Week 7:
Give and Take
August 26, 2018
I went to the Amazon on a gut feeling. I knew that there were bounties of herbal knowledge to be found there, but didn’t really know how I would be able to apply it later, in the United States. This internship provided me with the tools to survive (and even thrive) in the Napo province of Ecuador, connections to people knowledgeable in plant medicine, and a caring host family with one of the best chakras (rainforest gardens) around. I brought a notebook to fill with information and drawings of the plants, an open mind, and previous knowledge of how to make extracts and preparations of medicinal plants, such as salves (herbal ointments) and tinctures (extracts using alcohol). I also brought experience identifying plants in Marty’s plant systematics course, a concept for foreign medicine systems and how they interact with modern health care from Misha’s medical anthropology course, and some extra Spanish from Michael’s 205 course.
The results were beyond my imagining.
I formed a close bond with my host family, and they showed me their chakra. They noticed my enthusiasm for learning about the plants, and when they found out that I knew how to make salves, they encouraged me to make salves out of Amazonian plants. They more readily told me about the uses of the plants so I could make storable remedies out of them, and I was able to cement my learning through practical work. I left most of these remedies behind for my host family to sell, along with the knowledge of how to make more.

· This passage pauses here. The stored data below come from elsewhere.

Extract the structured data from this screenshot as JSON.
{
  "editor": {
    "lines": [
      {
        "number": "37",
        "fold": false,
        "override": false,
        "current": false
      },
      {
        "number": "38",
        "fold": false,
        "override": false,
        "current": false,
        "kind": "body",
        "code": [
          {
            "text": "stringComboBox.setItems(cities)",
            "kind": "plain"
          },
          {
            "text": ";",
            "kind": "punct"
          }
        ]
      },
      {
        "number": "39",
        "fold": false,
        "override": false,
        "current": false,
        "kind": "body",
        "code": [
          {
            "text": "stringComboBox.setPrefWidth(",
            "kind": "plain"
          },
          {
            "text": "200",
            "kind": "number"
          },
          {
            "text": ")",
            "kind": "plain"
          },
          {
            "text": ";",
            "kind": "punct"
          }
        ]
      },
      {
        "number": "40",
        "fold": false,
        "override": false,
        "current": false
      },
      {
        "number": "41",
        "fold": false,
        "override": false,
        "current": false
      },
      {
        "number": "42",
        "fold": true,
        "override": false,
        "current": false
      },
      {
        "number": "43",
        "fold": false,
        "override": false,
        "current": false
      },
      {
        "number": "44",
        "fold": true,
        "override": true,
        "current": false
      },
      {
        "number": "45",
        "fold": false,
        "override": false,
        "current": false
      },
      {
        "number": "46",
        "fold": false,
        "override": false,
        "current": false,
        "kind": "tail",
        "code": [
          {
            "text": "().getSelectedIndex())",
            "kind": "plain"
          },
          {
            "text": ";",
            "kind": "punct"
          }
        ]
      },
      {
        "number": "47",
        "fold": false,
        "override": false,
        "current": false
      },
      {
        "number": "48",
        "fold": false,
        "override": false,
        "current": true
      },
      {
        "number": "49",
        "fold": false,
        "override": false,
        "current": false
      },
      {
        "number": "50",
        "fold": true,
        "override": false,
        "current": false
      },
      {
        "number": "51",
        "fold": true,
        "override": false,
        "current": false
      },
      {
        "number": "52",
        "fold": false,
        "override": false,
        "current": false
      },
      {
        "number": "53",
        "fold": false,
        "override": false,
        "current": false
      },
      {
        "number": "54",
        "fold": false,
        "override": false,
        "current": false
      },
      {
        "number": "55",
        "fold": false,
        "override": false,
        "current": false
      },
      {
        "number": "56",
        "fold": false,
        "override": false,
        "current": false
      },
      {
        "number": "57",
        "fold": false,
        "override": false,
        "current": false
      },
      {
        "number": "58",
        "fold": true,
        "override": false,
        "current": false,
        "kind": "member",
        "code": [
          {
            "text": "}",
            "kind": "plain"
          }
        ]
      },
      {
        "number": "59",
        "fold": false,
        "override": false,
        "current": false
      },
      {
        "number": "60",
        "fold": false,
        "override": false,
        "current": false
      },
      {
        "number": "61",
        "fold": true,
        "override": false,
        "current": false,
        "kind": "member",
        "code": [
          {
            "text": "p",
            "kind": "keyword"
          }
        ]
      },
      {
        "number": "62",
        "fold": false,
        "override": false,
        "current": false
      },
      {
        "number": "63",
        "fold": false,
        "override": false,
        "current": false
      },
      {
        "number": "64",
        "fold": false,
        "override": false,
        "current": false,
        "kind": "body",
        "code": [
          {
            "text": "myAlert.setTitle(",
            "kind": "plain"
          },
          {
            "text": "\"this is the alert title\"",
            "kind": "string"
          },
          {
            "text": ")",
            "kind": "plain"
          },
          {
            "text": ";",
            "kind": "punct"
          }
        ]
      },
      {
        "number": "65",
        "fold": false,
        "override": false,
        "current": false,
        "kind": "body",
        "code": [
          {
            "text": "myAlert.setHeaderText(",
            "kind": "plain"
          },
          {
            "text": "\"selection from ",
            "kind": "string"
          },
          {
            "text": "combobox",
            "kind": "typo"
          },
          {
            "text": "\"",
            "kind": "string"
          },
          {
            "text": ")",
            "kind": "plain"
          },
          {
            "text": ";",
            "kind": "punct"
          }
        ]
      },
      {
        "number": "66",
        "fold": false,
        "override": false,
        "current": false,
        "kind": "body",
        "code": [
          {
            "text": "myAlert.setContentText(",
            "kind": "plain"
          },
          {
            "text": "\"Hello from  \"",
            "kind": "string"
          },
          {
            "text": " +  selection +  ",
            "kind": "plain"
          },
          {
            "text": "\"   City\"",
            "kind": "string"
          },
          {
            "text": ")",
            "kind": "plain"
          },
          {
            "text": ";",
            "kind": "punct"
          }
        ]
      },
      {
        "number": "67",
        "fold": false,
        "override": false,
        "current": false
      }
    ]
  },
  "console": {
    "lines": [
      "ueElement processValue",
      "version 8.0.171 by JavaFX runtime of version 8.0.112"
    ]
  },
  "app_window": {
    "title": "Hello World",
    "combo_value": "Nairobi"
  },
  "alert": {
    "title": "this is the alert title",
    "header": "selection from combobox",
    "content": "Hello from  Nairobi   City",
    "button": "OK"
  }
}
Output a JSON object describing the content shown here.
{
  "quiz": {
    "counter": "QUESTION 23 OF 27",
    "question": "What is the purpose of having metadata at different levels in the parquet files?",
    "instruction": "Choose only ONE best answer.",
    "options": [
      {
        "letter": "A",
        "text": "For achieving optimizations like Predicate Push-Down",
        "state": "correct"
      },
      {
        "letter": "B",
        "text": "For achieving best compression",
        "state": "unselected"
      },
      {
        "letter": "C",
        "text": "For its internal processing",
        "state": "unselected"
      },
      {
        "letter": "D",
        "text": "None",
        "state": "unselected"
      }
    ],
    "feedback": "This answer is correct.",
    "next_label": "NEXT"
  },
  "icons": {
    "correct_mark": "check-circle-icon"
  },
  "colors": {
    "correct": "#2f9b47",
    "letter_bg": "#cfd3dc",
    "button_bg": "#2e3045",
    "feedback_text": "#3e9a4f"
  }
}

I feel that my cooperation with Clemente and Elena (my host parents) is only the beginning of a long-lasting partnership, and more than that, they have become like my own family. I fell in love with them, the rainforest, and the simpler, more relaxed life led in Ecuador. I will apply for a Fulbright there, to study the other ten months out of the year that I haven’t seen already, observing fruits and flowers in other seasons, investigating shamanism below the surface level, studying at Ikiam (the university in Napo), and continuing to make new remedies with my host parents.
So I take out of this internship a handful of Amazonian salves and tinctures, an incredible experience of traveling on my own in a foreign country, a lot more Spanish than I used to know, and a partnership with a couple of experts on Amazonian plants. I plan to continue studying to become an herbalist, and hope that when I open my own herbal consultation, I can buy salves and other remedies imported from Clemente and sell them at my apothecary shop. Then I will be able to make full use of all of my experience in the Amazon.










April is an herbalism major from Hanover, Minnesota.